Praktisi hukum pun angkat bicara. Penyelenggaraan sekolah ilegal seperti Siger bisa berimplikasi hukum serius. Ada dugaan tindak pidana korupsi, penggelapan aset negara, hingga penadahan barang hasil penggelapan yang berpotensi menjerat pihak pengelola. Jika benar, maka kasus ini bukan hanya sekadar pelanggaran administrasi, tetapi bisa masuk ranah kriminal.
Ironisnya, pihak legislatif juga memilih bungkam. DPRD Lampung tidak mengeluarkan satu pun pernyataan resmi. Bahkan, dua anggota dewan perempuan, Heti Friskatati dan Mayang Suri Djausal, yang sejatinya punya sensitivitas lebih terhadap isu pendidikan dan nasib generasi muda, juga memilih diam.
Kenyataan ini jelas menampar wajah pendidikan Lampung. Puluhan siswa dari keluarga pra sejahtera sudah terlanjur masuk ke sekolah Siger. Mereka berharap bisa mendapat pendidikan layak, namun justru terjebak di sekolah ilegal yang masa depannya penuh ketidakpastian.

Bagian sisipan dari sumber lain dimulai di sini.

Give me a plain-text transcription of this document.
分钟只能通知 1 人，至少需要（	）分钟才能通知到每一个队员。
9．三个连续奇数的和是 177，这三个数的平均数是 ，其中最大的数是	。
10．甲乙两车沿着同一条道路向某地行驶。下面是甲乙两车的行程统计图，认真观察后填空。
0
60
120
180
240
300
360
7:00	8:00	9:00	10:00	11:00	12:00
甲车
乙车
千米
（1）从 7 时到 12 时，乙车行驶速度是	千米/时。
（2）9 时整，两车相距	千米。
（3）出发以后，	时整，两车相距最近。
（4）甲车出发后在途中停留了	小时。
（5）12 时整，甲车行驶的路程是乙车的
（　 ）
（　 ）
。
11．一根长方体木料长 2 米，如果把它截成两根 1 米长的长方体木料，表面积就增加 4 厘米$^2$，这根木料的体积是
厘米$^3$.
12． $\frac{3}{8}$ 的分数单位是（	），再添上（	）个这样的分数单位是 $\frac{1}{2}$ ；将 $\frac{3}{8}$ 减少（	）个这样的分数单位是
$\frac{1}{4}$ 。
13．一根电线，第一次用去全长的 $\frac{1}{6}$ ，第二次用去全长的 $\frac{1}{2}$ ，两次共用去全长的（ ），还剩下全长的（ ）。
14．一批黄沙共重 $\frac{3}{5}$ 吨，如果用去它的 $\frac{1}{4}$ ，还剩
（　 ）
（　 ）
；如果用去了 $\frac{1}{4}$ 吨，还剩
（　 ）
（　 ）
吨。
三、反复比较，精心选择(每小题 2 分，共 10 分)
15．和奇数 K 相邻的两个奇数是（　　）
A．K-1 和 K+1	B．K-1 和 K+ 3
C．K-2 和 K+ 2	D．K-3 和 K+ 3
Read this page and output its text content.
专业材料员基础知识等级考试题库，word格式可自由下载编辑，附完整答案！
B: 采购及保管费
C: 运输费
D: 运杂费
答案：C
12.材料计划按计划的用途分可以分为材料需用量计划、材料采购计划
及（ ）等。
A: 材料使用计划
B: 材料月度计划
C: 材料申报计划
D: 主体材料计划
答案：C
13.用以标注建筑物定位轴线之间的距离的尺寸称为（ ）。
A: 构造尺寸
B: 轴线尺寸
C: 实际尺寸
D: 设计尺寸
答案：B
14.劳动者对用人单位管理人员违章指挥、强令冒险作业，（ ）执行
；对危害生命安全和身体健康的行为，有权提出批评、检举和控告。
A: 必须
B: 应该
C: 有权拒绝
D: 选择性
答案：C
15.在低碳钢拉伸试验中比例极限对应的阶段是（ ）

Kini publik menunggu: apakah aparat penegak hukum akan bergerak? Apakah Pemprov Lampung berani menutup sekolah ilegal ini sekaligus memberi solusi nyata bagi siswanya? Atau, apakah skandal ini akan kembali terkubur demi kepentingan politik dan kenyamanan segelintir elit?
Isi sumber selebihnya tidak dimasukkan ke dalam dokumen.